Pourquoi il n’existe pas de « bon aliment » universel
L’idée selon laquelle certains aliments seraient universellement « bons » pour tout le monde est une simplification dangereuse. En réalité, aucun aliment n’est intrinsèquement « bon » ou « mauvais » : sa pertinence dépend entièrement du contexte physiologique, génétique et pathologique de la personne qui le consomme.
La variabilité biologique individuelle
Chaque individu possède une constitution génétique, un microbiote intestinal, un profil hormonal et un état de santé uniques. Ces facteurs influencent profondément la manière dont un aliment est digéré, absorbé et métabolisé.
Par exemple :
- Le lait : Riche en calcium et en protéines, il est souvent considéré comme un aliment nutritif. Pourtant, les personnes intolérantes au lactose ne peuvent le digérer correctement, et celles présentant un déséquilibre calcium/magnésium pourraient aggraver leur état en le consommant sans supplémentation en magnésium.
- Les légumineuses : Souvent recommandées pour leur teneur en protéines végétales, elles contiennent également des antinutriments (comme les phytates et les lectines) qui peuvent réduire l’absorption de certains minéraux et causer des troubles digestifs chez certaines personnes.
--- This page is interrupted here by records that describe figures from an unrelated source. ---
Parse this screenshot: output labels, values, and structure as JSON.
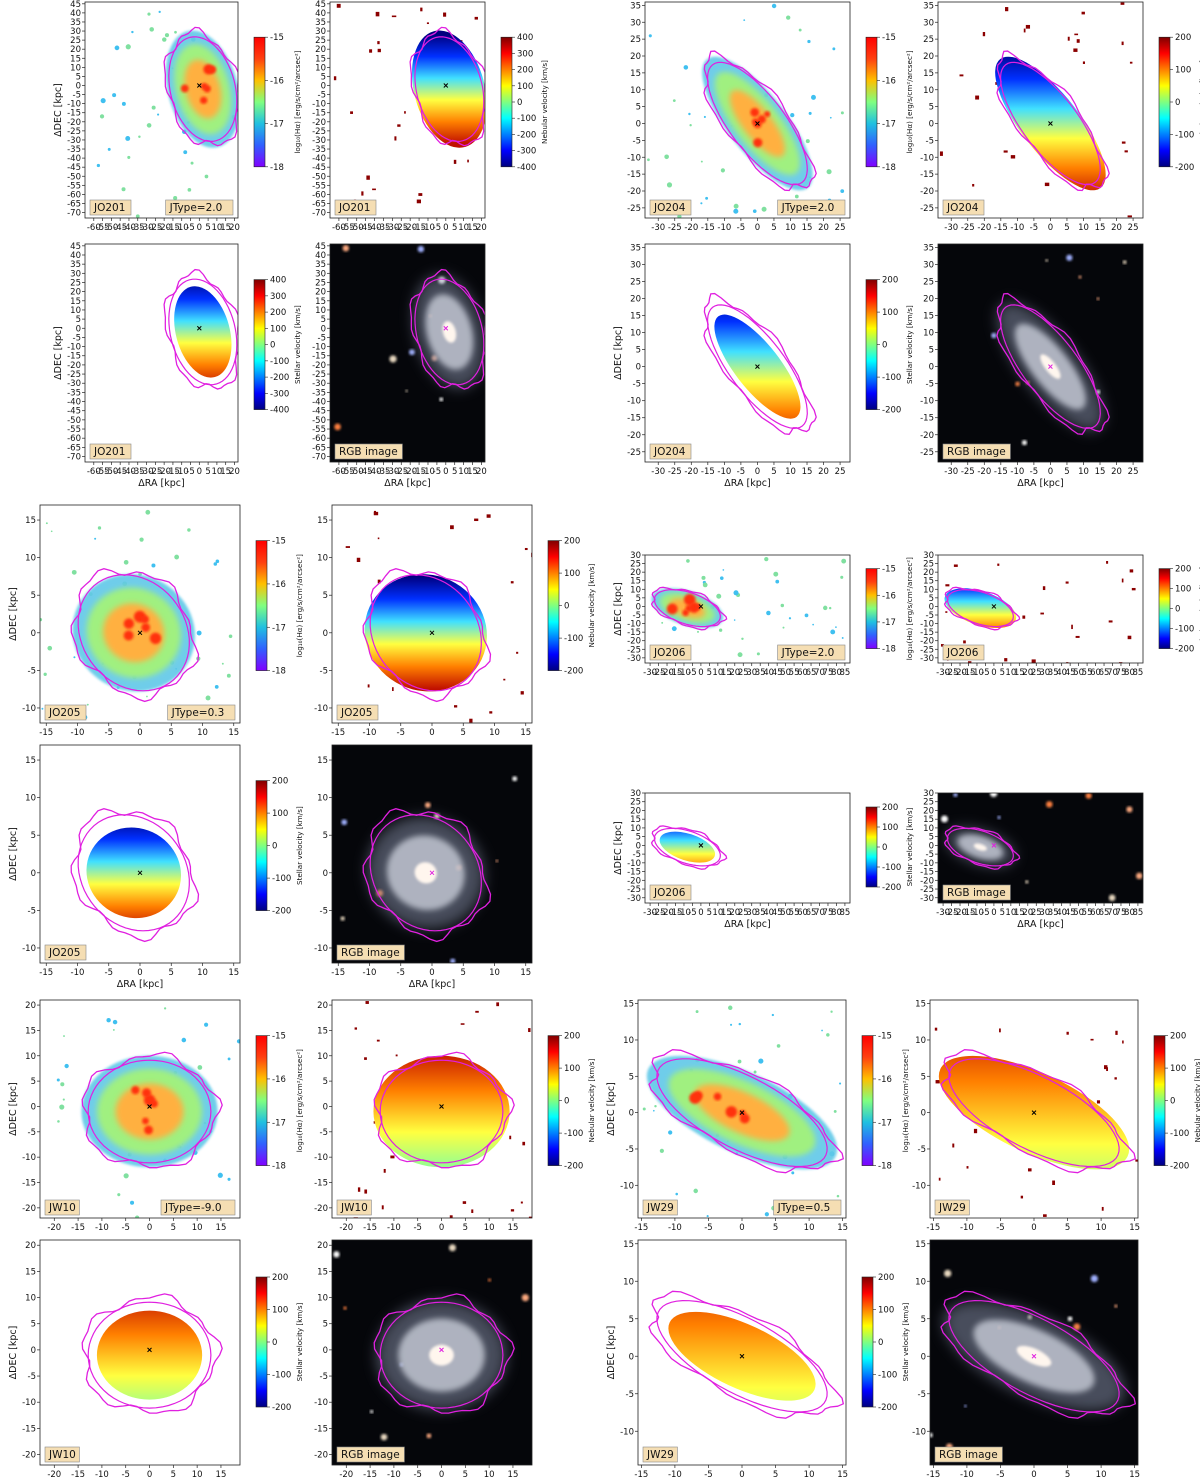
{
  "figure": {
    "units": {
      "ra": "ΔRA [kpc]",
      "dec": "ΔDEC [kpc]",
      "halpha": "log₁₀(Hα) [erg/s/cm²/arcsec²]",
      "nebular": "Nebular velocity [km/s]",
      "stellar": "Stellar velocity [km/s]"
    },
    "rgb_label": "RGB image",
    "colormaps": {
      "rainbow": [
        "#8000ff",
        "#3060ff",
        "#20c0e0",
        "#80ff80",
        "#ffc000",
        "#ff4010",
        "#ff0000"
      ],
      "jet": [
        "#00007f",
        "#0000ff",
        "#0080ff",
        "#00ffff",
        "#80ff80",
        "#ffff00",
        "#ff8000",
        "#ff0000",
        "#7f0000"
      ]
    },
    "contour_color": "#e020e0",
    "galaxies": [
      {
        "id": "JO201",
        "jtype": "JType=2.0",
        "xlim": [
          -65,
          22
        ],
        "ylim": [
          -73,
          46
        ],
        "xticks": [
          -60,
          -55,
          -50,
          -45,
          -40,
          -35,
          -30,
          -25,
          -20,
          -15,
          -10,
          -5,
          0,
          5,
          10,
          15,
          20
        ],
        "yticks": [
          45,
          40,
          35,
          30,
          25,
          20,
          15,
          10,
          5,
          0,
          -5,
          -10,
          -15,
          -20,
          -25,
          -30,
          -35,
          -40,
          -45,
          -50,
          -55,
          -60,
          -65,
          -70
        ],
        "ha_cbar": [
          -15,
          -16,
          -17,
          -18
        ],
        "neb_cbar": [
          400,
          300,
          200,
          100,
          0,
          -100,
          -200,
          -300,
          -400
        ],
        "star_cbar": [
          400,
          300,
          200,
          100,
          0,
          -100,
          -200,
          -300,
          -400
        ]
      },
      {
        "id": "JO204",
        "jtype": "JType=2.0",
        "xlim": [
          -34,
          28
        ],
        "ylim": [
          -28,
          36
        ],
        "xticks": [
          -30,
          -25,
          -20,
          -15,
          -10,
          -5,
          0,
          5,
          10,
          15,
          20,
          25
        ],
        "yticks": [
          35,
          30,
          25,
          20,
          15,
          10,
          5,
          0,
          -5,
          -10,
          -15,
          -20,
          -25
        ],
        "ha_cbar": [
          -15,
          -16,
          -17,
          -18
        ],
        "neb_cbar": [
          200,
          100,
          0,
          -100,
          -200
        ],
        "star_cbar": [
          200,
          100,
          0,
          -100,
          -200
        ]
      },
      {
        "id": "JO205",
        "jtype": "JType=0.3",
        "xlim": [
          -16,
          16
        ],
        "ylim": [
          -12,
          17
        ],
        "xticks": [
          -15,
          -10,
          -5,
          0,
          5,
          10,
          15
        ],
        "yticks": [
          15,
          10,
          5,
          0,
          -5,
          -10
        ],
        "ha_cbar": [
          -15,
          -16,
          -17,
          -18
        ],
        "neb_cbar": [
          200,
          100,
          0,
          -100,
          -200
        ],
        "star_cbar": [
          200,
          100,
          0,
          -100,
          -200
        ]
      },
      {
        "id": "JO206",
        "jtype": "JType=2.0",
        "xlim": [
          -33,
          88
        ],
        "ylim": [
          -33,
          30
        ],
        "xticks": [
          -30,
          -25,
          -20,
          -15,
          -10,
          -5,
          0,
          5,
          10,
          15,
          20,
          25,
          30,
          35,
          40,
          45,
          50,
          55,
          60,
          65,
          70,
          75,
          80,
          85
        ],
        "yticks": [
          30,
          25,
          20,
          15,
          10,
          5,
          0,
          -5,
          -10,
          -15,
          -20,
          -25,
          -30
        ],
        "ha_cbar": [
          -15,
          -16,
          -17,
          -18
        ],
        "neb_cbar": [
          200,
          100,
          0,
          -100,
          -200
        ],
        "star_cbar": [
          200,
          100,
          0,
          -100,
          -200
        ]
      },
      {
        "id": "JW10",
        "jtype": "JType=-9.0",
        "xlim": [
          -23,
          19
        ],
        "ylim": [
          -22,
          21
        ],
        "xticks": [
          -20,
          -15,
          -10,
          -5,
          0,
          5,
          10,
          15
        ],
        "yticks": [
          20,
          15,
          10,
          5,
          0,
          -5,
          -10,
          -15,
          -20
        ],
        "ha_cbar": [
          -15,
          -16,
          -17,
          -18
        ],
        "neb_cbar": [
          200,
          100,
          0,
          -100,
          -200
        ],
        "star_cbar": [
          200,
          100,
          0,
          -100,
          -200
        ]
      },
      {
        "id": "JW29",
        "jtype": "JType=0.5",
        "xlim": [
          -15.5,
          15.5
        ],
        "ylim": [
          -14.5,
          15.5
        ],
        "xticks": [
          -15,
          -10,
          -5,
          0,
          5,
          10,
          15
        ],
        "yticks": [
          15,
          10,
          5,
          0,
          -5,
          -10
        ],
        "ha_cbar": [
          -15,
          -16,
          -17,
          -18
        ],
        "neb_cbar": [
          200,
          100,
          0,
          -100,
          -200
        ],
        "star_cbar": [
          200,
          100,
          0,
          -100,
          -200
        ]
      }
    ]
  }
}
Les interactions nutriments-pathologies
Un aliment peut être bénéfique pour une personne en bonne santé, mais problématique pour une personne souffrant d’une pathologie spécifique.
Par exemple :
- Les fruits riches en fructose : Ils sont généralement considérés comme sains. Cependant, pour une personne souffrant d’une résistance à l’insuline ou d’un syndrome métabolique, un excès de fructose peut aggraver la situation.
- Le soja : Souvent perçu comme une alternative saine à la viande, il contient des phyto-œstrogènes qui peuvent perturber l’équilibre hormonal chez certaines personnes, notamment celles ayant des problèmes thyroïdiens.
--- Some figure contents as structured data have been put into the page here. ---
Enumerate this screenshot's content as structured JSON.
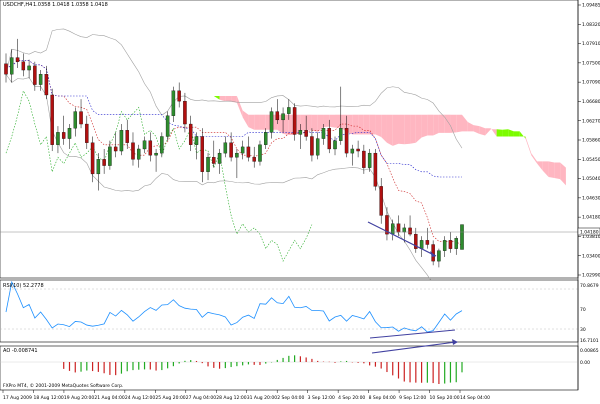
{
  "window": {
    "title": "USDCHF,H4",
    "ohlc": "1.0358 1.0418 1.0358 1.0418",
    "copyright": "FXPro MT4, © 2001-2009 MetaQuotes Software Corp."
  },
  "indicators": {
    "rsi": {
      "label": "RSI(10) 52.2778",
      "levels": [
        "70",
        "30"
      ],
      "level_labels": [
        "70.8679",
        "16.7101"
      ]
    },
    "ao": {
      "label": "AO -0.008741",
      "scale_labels": [
        "0.00865",
        "0.00"
      ]
    }
  },
  "price_axis": {
    "labels": [
      "1.09485",
      "1.08320",
      "1.07910",
      "1.07500",
      "1.07090",
      "1.06680",
      "1.06270",
      "1.05860",
      "1.05450",
      "1.05040",
      "1.04630",
      "1.04180",
      "1.03810",
      "1.03400",
      "1.02990"
    ],
    "current": "1.04180"
  },
  "time_axis": {
    "labels": [
      "17 Aug 2009",
      "18 Aug 12:00",
      "19 Aug 20:00",
      "21 Aug 04:00",
      "24 Aug 12:00",
      "25 Aug 20:00",
      "27 Aug 04:00",
      "28 Aug 12:00",
      "31 Aug 20:00",
      "2 Sep 04:00",
      "3 Sep 12:00",
      "4 Sep 20:00",
      "8 Sep 04:00",
      "9 Sep 12:00",
      "10 Sep 20:00",
      "14 Sep 04:00"
    ]
  },
  "colors": {
    "bull": "#2e8b2e",
    "bear": "#b01010",
    "cloud_bull": "#7cfc00",
    "cloud_bear": "#ffb6c1",
    "rsi_line": "#1e90ff",
    "bands": "#a0a0a0",
    "tenkan": "#cc2222",
    "kijun": "#2222cc",
    "chikou": "#22aa22",
    "trendline": "#4040a0",
    "ao_up": "#22aa22",
    "ao_down": "#cc2222"
  },
  "chart_data": {
    "type": "candlestick",
    "symbol": "USDCHF",
    "timeframe": "H4",
    "ylim": [
      1.0299,
      1.0949
    ],
    "candles_ohlc": [
      [
        1.0805,
        1.083,
        1.076,
        1.078
      ],
      [
        1.078,
        1.084,
        1.076,
        1.082
      ],
      [
        1.082,
        1.0865,
        1.0795,
        1.081
      ],
      [
        1.081,
        1.083,
        1.0775,
        1.079
      ],
      [
        1.079,
        1.0815,
        1.077,
        1.08
      ],
      [
        1.08,
        1.081,
        1.074,
        1.0755
      ],
      [
        1.0755,
        1.079,
        1.074,
        1.078
      ],
      [
        1.078,
        1.08,
        1.072,
        1.073
      ],
      [
        1.073,
        1.0745,
        1.0595,
        1.061
      ],
      [
        1.061,
        1.0655,
        1.059,
        1.064
      ],
      [
        1.064,
        1.068,
        1.061,
        1.0625
      ],
      [
        1.0625,
        1.066,
        1.06,
        1.065
      ],
      [
        1.065,
        1.07,
        1.063,
        1.069
      ],
      [
        1.069,
        1.072,
        1.065,
        1.066
      ],
      [
        1.066,
        1.068,
        1.06,
        1.0615
      ],
      [
        1.0615,
        1.063,
        1.052,
        1.054
      ],
      [
        1.054,
        1.059,
        1.05,
        1.0575
      ],
      [
        1.0575,
        1.06,
        1.054,
        1.056
      ],
      [
        1.056,
        1.062,
        1.055,
        1.0605
      ],
      [
        1.0605,
        1.064,
        1.058,
        1.0595
      ],
      [
        1.0595,
        1.066,
        1.0585,
        1.0645
      ],
      [
        1.0645,
        1.067,
        1.06,
        1.0615
      ],
      [
        1.0615,
        1.064,
        1.056,
        1.0575
      ],
      [
        1.0575,
        1.061,
        1.0555,
        1.06
      ],
      [
        1.06,
        1.063,
        1.059,
        1.062
      ],
      [
        1.062,
        1.064,
        1.057,
        1.0585
      ],
      [
        1.0585,
        1.06,
        1.0545,
        1.059
      ],
      [
        1.059,
        1.064,
        1.058,
        1.063
      ],
      [
        1.063,
        1.069,
        1.062,
        1.068
      ],
      [
        1.068,
        1.075,
        1.0665,
        1.074
      ],
      [
        1.074,
        1.076,
        1.07,
        1.0715
      ],
      [
        1.0715,
        1.0735,
        1.064,
        1.066
      ],
      [
        1.066,
        1.068,
        1.0595,
        1.061
      ],
      [
        1.061,
        1.064,
        1.0575,
        1.063
      ],
      [
        1.063,
        1.065,
        1.052,
        1.0545
      ],
      [
        1.0545,
        1.059,
        1.0525,
        1.058
      ],
      [
        1.058,
        1.062,
        1.0555,
        1.0565
      ],
      [
        1.0565,
        1.06,
        1.054,
        1.059
      ],
      [
        1.059,
        1.063,
        1.058,
        1.0615
      ],
      [
        1.0615,
        1.064,
        1.057,
        1.058
      ],
      [
        1.058,
        1.06,
        1.053,
        1.059
      ],
      [
        1.059,
        1.062,
        1.0575,
        1.0605
      ],
      [
        1.0605,
        1.063,
        1.057,
        1.058
      ],
      [
        1.058,
        1.0605,
        1.0555,
        1.057
      ],
      [
        1.057,
        1.062,
        1.056,
        1.061
      ],
      [
        1.061,
        1.065,
        1.06,
        1.064
      ],
      [
        1.064,
        1.07,
        1.0625,
        1.069
      ],
      [
        1.069,
        1.072,
        1.066,
        1.067
      ],
      [
        1.067,
        1.07,
        1.064,
        1.0685
      ],
      [
        1.0685,
        1.072,
        1.067,
        1.07
      ],
      [
        1.07,
        1.071,
        1.062,
        1.0635
      ],
      [
        1.0635,
        1.066,
        1.06,
        1.0645
      ],
      [
        1.0645,
        1.068,
        1.062,
        1.063
      ],
      [
        1.063,
        1.065,
        1.057,
        1.0585
      ],
      [
        1.0585,
        1.064,
        1.0575,
        1.0625
      ],
      [
        1.0625,
        1.066,
        1.061,
        1.065
      ],
      [
        1.065,
        1.067,
        1.059,
        1.06
      ],
      [
        1.06,
        1.063,
        1.0585,
        1.062
      ],
      [
        1.062,
        1.075,
        1.061,
        1.065
      ],
      [
        1.065,
        1.068,
        1.058,
        1.059
      ],
      [
        1.059,
        1.061,
        1.056,
        1.06
      ],
      [
        1.06,
        1.062,
        1.058,
        1.0595
      ],
      [
        1.0595,
        1.061,
        1.054,
        1.0555
      ],
      [
        1.0555,
        1.06,
        1.0545,
        1.059
      ],
      [
        1.059,
        1.06,
        1.05,
        1.051
      ],
      [
        1.051,
        1.053,
        1.042,
        1.044
      ],
      [
        1.044,
        1.046,
        1.038,
        1.0395
      ],
      [
        1.0395,
        1.043,
        1.038,
        1.042
      ],
      [
        1.042,
        1.044,
        1.039,
        1.04
      ],
      [
        1.04,
        1.042,
        1.0375,
        1.041
      ],
      [
        1.041,
        1.044,
        1.039,
        1.0395
      ],
      [
        1.0395,
        1.041,
        1.035,
        1.036
      ],
      [
        1.036,
        1.039,
        1.034,
        1.038
      ],
      [
        1.038,
        1.041,
        1.036,
        1.037
      ],
      [
        1.037,
        1.038,
        1.032,
        1.033
      ],
      [
        1.033,
        1.036,
        1.0315,
        1.0355
      ],
      [
        1.0355,
        1.039,
        1.034,
        1.038
      ],
      [
        1.038,
        1.04,
        1.035,
        1.036
      ],
      [
        1.036,
        1.039,
        1.0345,
        1.0385
      ],
      [
        1.0358,
        1.0418,
        1.0358,
        1.0418
      ]
    ],
    "last_price": 1.0418,
    "rsi_period": 10,
    "rsi_last": 52.2778,
    "ao_last": -0.008741
  }
}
L’importance des ratios nutriments
Au-delà de la présence d’un nutriment, c’est souvent le ratio entre différents nutriments qui compte. Par exemple :
- Le ratio oméga-6/oméga-3 : Une consommation excessive d’oméga-6 (présents dans de nombreuses huiles végétales et noix) sans un apport suffisant en oméga-3 peut favoriser l’inflammation chronique.
- Le ratio calcium/magnésium : Un excès de calcium sans magnésium adéquat peut entraîner des crampes musculaires, de l’anxiété et des problèmes cardiovasculaires.
Le Droit à l’Intégrité Physiologique (DIP) rejette l’idée d’aliments universellement « bons » au profit d’une approche personnalisée et basée sur des mesures objectives. Plutôt que de recommander des aliments « miracles », le DIP prône l’évaluation et la correction des déséquilibres physiologiques spécifiques à chaque individu.